María Angela and her son faced a barrier to equal health access, to a basic human need, that the rest of us take for granted. Though many Americans have felt powerless and overwhelmed in the U.S. health care system, most of us have probably not felt silenced – quite literally unable to ask for or receive help because of the language we speak. Fortunately, civil rights laws are in place to break this silence. Title VI of the Civil Rights Act of 1964 prohibits discrimination on the basis of national origin, which includes language. In the health care context, this means that hospitals and pharmacies must provide interpretation services and translated medication labels to ensure that individuals such as María Angela can access health services with the same hope as the rest of us: that it will improve well-being, not further compromise it. Unfortunately, the Supreme Court has, in recent years, begun to interpret the law in such a way that this right to equal access does not have an adequate remedy. In the 2001 decision of Alexander v. Sandoval, a case about an English-only amendment to the Alabama state constitution, the Court held that private individuals cannot sue in federal court for violations of Title VI unless they can show that they were the victims of intentional discrimination – that is, if they can point to something like a “Whites Only” sign on the front door of the pharmacy.
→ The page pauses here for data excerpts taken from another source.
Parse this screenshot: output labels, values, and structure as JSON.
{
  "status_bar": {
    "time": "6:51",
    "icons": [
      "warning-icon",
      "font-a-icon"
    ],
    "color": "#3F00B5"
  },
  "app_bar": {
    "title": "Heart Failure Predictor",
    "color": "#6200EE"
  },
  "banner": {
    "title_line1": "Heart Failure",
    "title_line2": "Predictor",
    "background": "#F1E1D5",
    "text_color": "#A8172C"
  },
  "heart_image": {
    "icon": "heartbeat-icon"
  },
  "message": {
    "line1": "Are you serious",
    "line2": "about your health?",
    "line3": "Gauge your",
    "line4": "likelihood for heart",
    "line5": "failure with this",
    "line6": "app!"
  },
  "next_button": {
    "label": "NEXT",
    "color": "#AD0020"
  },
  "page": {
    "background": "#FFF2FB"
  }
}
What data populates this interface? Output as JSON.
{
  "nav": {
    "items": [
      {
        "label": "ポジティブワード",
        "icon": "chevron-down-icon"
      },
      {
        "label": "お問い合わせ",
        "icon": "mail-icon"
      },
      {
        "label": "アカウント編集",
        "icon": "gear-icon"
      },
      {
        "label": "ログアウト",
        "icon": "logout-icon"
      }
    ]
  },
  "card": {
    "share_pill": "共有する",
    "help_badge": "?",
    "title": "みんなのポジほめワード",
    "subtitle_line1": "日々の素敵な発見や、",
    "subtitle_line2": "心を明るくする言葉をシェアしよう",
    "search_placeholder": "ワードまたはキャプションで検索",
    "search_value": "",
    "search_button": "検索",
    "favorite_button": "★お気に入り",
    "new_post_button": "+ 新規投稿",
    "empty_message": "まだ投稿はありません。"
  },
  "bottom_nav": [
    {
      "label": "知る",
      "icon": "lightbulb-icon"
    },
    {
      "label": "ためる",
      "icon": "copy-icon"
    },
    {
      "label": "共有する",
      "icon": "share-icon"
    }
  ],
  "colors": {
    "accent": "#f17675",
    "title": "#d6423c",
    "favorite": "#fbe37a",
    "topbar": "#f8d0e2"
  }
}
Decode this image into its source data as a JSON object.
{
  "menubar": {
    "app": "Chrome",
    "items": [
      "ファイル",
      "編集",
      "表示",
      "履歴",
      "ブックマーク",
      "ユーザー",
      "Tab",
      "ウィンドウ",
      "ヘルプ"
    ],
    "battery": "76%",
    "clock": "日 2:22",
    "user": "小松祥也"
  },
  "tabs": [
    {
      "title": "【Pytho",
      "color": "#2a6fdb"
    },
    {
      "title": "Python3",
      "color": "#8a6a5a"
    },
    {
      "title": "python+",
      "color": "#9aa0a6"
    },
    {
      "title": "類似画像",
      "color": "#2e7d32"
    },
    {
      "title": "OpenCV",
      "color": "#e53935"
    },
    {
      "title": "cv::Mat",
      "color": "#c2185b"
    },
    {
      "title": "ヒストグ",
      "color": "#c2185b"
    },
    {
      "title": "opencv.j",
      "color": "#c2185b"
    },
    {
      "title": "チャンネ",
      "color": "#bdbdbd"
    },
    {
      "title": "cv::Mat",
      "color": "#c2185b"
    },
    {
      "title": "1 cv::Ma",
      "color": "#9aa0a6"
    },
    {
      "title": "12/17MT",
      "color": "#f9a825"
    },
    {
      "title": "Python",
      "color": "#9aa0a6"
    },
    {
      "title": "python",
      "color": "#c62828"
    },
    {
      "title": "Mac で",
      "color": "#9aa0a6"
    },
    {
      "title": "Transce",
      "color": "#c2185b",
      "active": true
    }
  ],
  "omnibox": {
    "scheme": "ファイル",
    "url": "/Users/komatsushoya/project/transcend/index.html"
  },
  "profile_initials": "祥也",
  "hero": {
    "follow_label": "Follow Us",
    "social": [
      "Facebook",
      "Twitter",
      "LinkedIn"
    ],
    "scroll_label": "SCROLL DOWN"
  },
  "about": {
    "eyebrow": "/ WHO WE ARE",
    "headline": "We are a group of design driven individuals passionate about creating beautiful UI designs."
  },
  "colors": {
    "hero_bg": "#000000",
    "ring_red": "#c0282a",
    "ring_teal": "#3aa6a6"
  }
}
Sandoval put the kibosh on virtually all federal litigation under Title VI in the health care arena, among many others. Advocates have sometimes been able to work around the problem. For example, our Health Justice Program (HJP) represents Make the Road New York, a Latino community-based organization in New York City, and has successfully approached government agencies such as the state Attorney General’s office to compel investigations of and settlement agreements with national chain pharmacies that do not provide interpretation services and translated medication labels for their non-English speaking customers. We have also drafted and lobbied for the passage of language rights laws that would compensate for the erosion of civil rights protections at the federal level. In fact, this morning, New York City’s Mayor Bloomberg signed the Language Access in Pharmacies Act, which will ensure that, in the future, María Angela and her son can use pharmacies in the five boroughs and have their rights to language assistance services respected.
But what about people living in areas where government agencies are not as receptive to the claims of linguistic minorities, and where local elected representatives do not have the same numbers of immigrant constituents holding them accountable? What about people like Baltazar Cruz, who went to a hospital in Mississippi to give birth and ended up having her child taken away from her because she didn’t speak English? In these cases, re-opening the doors of the federal courthouse is crucial. Language rights are, fundamentally, civil rights, which should have a remedy in every part of our country. And leaving your health care provider with an understanding of how to care for your child, with that child still in your arms, is a basic right; it should not be a privilege.